One thing’s for certain about Damnation: you certainly won’t feel cheated by a lack of scenic variety. Unreal Engine 3 is used to create a vast, detailed western environment, from villages and factories sprouting from the walls of deep canyons, to the streets, sewers and spires of enormous cities. All of the campaign maps are huge, intricate affairs that offer you more than one path towards your ultimate destination. You can carry two rifles and one pistol with you at any one time, ranging from the standard handgun to hand-held gatling guns, grenade launchers and sniper rifles, which are mostly useless except when you have time to line up an always-fatal headshot. Character movement is smooth and responsive, and the occasional motorcycle jaunt through the maps nicely breaks up the standard shooter monotony.

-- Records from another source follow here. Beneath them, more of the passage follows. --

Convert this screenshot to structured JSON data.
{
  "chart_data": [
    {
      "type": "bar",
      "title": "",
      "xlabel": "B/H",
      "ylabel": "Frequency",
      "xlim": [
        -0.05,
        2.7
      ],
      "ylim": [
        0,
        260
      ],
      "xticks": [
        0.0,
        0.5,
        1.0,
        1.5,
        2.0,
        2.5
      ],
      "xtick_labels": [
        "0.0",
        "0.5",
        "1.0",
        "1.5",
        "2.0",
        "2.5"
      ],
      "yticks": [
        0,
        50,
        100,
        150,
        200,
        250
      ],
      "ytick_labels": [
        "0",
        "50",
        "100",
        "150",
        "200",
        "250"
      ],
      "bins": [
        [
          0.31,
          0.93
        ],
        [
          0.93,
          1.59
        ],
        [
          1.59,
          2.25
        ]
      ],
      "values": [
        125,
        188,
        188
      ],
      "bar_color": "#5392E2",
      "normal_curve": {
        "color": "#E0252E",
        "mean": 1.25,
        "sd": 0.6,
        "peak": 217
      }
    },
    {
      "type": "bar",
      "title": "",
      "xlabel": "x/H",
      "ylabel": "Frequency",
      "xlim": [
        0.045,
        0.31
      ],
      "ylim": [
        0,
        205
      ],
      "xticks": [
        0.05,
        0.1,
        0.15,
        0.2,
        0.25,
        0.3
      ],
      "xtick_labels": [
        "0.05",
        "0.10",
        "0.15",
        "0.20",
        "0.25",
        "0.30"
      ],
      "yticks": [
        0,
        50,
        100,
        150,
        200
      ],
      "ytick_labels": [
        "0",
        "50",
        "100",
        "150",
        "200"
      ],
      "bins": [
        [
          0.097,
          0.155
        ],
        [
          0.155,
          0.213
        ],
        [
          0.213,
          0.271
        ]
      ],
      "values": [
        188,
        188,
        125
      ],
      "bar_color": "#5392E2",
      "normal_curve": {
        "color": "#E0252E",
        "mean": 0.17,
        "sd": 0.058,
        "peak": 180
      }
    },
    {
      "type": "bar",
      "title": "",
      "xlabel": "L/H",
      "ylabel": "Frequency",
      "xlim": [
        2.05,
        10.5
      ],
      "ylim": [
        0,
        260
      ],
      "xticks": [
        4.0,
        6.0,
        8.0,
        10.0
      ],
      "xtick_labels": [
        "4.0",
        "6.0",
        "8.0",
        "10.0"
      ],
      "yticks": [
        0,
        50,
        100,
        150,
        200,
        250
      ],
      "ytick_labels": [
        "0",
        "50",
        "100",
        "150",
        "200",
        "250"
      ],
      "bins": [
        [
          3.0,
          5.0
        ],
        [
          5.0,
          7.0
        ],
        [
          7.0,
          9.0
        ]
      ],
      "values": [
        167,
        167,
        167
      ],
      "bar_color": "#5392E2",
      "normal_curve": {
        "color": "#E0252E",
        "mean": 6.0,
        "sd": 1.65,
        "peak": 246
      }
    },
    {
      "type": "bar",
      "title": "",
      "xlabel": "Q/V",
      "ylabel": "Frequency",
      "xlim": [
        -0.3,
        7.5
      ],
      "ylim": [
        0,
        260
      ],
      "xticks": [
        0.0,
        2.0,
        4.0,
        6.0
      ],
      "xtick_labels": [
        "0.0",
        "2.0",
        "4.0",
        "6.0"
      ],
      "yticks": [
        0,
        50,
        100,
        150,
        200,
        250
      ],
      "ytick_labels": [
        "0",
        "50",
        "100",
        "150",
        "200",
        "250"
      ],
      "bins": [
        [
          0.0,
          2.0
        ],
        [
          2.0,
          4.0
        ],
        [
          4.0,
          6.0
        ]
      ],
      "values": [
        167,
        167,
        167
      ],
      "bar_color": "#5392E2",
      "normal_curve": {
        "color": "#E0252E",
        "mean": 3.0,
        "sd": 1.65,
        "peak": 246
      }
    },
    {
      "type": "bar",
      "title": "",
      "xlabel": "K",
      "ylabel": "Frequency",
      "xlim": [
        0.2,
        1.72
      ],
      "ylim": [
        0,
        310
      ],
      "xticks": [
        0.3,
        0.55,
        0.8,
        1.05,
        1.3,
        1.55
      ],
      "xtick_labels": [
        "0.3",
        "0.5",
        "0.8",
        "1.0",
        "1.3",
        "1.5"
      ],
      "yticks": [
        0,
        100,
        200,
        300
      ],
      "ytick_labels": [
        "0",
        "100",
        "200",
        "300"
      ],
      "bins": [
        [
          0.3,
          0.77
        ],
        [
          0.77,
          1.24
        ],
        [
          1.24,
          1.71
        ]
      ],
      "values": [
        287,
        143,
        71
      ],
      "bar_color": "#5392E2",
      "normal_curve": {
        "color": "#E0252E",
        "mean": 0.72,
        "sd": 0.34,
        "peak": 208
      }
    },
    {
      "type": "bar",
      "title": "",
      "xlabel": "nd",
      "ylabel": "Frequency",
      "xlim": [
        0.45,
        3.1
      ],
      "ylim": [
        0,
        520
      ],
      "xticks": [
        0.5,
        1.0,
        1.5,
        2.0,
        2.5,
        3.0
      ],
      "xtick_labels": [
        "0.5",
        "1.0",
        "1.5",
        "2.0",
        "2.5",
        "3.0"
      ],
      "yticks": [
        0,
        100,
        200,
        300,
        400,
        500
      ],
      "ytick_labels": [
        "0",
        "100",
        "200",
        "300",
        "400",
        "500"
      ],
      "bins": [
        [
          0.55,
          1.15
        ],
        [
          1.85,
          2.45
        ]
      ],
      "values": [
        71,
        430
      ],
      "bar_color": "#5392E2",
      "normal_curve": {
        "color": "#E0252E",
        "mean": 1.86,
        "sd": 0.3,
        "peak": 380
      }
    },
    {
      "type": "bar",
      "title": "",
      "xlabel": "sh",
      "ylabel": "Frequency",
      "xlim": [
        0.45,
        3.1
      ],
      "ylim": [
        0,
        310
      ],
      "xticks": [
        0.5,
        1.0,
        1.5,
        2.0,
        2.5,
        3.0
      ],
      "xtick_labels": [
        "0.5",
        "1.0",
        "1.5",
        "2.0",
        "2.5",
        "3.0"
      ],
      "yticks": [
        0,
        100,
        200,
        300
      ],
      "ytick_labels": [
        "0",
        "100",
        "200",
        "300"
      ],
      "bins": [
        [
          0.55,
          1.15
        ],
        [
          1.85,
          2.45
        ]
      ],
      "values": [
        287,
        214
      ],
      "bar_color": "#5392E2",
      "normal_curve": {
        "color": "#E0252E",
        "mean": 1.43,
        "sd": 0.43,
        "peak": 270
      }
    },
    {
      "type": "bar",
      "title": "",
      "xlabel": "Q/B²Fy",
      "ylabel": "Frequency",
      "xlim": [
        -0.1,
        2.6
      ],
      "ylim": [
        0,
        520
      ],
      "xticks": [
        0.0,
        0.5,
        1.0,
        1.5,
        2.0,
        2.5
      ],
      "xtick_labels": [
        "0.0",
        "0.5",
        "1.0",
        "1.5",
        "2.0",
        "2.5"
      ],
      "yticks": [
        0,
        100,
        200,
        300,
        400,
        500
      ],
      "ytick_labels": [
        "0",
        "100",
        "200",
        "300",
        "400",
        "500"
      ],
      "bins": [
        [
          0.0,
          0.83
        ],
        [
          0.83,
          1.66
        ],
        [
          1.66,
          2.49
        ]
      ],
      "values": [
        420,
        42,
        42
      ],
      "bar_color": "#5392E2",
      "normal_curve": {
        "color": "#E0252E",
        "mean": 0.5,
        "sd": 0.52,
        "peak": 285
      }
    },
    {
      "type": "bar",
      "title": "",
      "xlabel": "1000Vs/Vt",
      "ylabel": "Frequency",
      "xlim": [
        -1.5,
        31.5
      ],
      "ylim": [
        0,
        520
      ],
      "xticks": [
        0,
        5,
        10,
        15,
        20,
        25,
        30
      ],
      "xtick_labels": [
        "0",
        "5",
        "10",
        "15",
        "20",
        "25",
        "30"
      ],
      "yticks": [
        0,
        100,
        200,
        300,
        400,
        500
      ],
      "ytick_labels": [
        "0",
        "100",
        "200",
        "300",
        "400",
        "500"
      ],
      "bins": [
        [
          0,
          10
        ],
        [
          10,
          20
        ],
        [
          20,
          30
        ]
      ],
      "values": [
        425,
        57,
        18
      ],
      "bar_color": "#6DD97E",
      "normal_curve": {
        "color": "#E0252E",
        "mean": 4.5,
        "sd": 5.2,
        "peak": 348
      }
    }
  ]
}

Picture from Damnation PC reviewBut despite its impressive artistic variety, Damnation is ravaged by an embarrassingly high level of programming sloppiness. AI characters get stuck on obstacles in the middle of their run cycles, reach and fall through walls, and fail to react as you pump bullet after bullet into them. The game takes you by the hand and makes sure that you’re never lost; a swooping camera movement at the beginning of each plot section shows you exactly where you’re going, and your AI comrades sometimes run straight to the next decision point on the map and stand almost like hunting dogs, pointing you in the right direction. They also can become totally incapacitated at the beginning of a battle or find a safe place to hide, making them almost useless to you in combat. There are huge gaps of logic in the story (how do they get those 100-ton artillery pieces to those tiny outcroppings hundreds of feet above the canyon floors?), you are the only combatant smart enough to shoot the explosive yellow barrels that litter every building in every map, and the voice acting is perhaps the worst I’ve ever heard in a game. And then there’s the omnipresent crash-to-desktop bug that I could count upon to kick me out of the game at least once during every play session. Also, I was unable to check out Damnation‘s multiplayer modes because there was nobody playing them; according to the game’s server browser statistics, only two players had logged into the Gamespy matchmaking service in the first 16 days of the month.

For the most part, Damnation is a disaster, including bad AI behavior, sloppy programming and abominable voice acting. But despite all of its flaws, I found myself strangely drawn to the game. The graphics are occasionally impressive, the maps are expansive and creatively designed, and the developer even managed to throw in a few plot twists to keep things interesting. It doesn’t quite rise to the level of a guilty pleasure, but there’s just enough good in the game to make it worth the journey.